For instance, in Bio::Protease, you can do:

my $protease = Bio::Protease->new(specificity => 'trypsin');

This will coerce the string 'trypsin' into an internal representation of the trypsin specificity, which is implemented as a code reference. (Currently, there are more than thirty different specificities to choose from, you can list them by doing say Bio::Protease->Specificities).

Also, you could say:

my $cutting_pattern = Bio::Tools::SeqPattern->new(
    -SEQ => 'XXXW[^P]RSX', -TYPE => 'Amino'
my $protease = Bio::Protease->new(specificity => $cutting_pattern);

to get a custom regex-based specificity. The one above would cut sequences between the fourth and fifth residues if they match that pattern.

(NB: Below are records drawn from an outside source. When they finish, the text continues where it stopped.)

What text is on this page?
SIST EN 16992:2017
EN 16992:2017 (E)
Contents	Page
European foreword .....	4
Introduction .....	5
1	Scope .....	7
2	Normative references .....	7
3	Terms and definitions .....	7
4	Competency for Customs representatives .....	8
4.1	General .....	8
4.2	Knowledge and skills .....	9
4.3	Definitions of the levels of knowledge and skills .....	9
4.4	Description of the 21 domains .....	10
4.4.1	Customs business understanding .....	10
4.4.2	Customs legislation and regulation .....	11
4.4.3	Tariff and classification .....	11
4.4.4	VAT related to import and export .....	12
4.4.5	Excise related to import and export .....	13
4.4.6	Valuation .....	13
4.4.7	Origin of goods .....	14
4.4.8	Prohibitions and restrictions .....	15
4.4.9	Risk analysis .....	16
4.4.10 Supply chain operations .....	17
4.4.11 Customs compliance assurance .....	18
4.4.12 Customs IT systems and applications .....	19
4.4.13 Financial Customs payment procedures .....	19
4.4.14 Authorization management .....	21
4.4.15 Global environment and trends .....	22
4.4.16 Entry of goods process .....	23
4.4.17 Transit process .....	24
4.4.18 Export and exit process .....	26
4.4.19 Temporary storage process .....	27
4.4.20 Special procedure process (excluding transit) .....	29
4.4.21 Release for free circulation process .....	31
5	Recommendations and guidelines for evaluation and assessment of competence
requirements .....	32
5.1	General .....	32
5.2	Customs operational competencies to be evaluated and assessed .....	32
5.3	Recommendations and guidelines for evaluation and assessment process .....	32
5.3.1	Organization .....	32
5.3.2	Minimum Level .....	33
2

You could object that the regex-specificity model is too simplistic for your personal use, and you'd be right. Enzymic cleavage of peptide bonds does not share the deterministic character of restriction enzymes, and sometimes protein's structural characteristics get in the way and play an important part in cleavage. So, to account for an arbitrarily complex specificity model, the 'specificity' attribute also accepts a code reference:

my $nobel_prize_winning_specificity_model = sub {
    my $peptide = shift;
    # decide whether to cut $peptide or not

my $protease = Bio::Protease->new(
    specificity => $nobel_prize_winning_specificity_model;

Internally, the module passes a sliding window of peptides to the code reference; if it returns true, it marks the siscile bond as cut.

So back to the original problem, to actually make the cuts, you can do:

my @products = $protease->digest('MAAEEELLKKVVIKP');

The products of a full digestion of the argument sequence will be returned as a list. On the other hand, if you want to get the siscile bonds, you'd say:

my @cut_sites = $protease->cleavage_sites($seq);

And, for partial digests, you can use the method 'cut', that will return the products of a single cleavage if you provide a siscile bond as an argument:

my @products = $protease->cut($seq, $cut_sites[rand @cut_sites]);

In the above expression, $cut_sites[rand @cut_sites] will choose a random cleavage site from @cut_sites, and cut $seq there. This is the basis for a bigger module (and the reason for coding this one), which could make it to a separate blog post in the future.

The take home lesson is: use Moose. I am too lazy to have done all of this had not been so easy. Without it, I would have probably whipped up a half-assed script (not a shiny, reusable module) that took a sequence and a specificity as input from the command line, and that barfed a table with the cleavage sites as output, and not much more (sounds familiar?). But all of the above functionality was implemented in a hundred-or-so lines of clean, declarative, object-oriented code, and I don't ever have to worry about this problem again (and neither do you).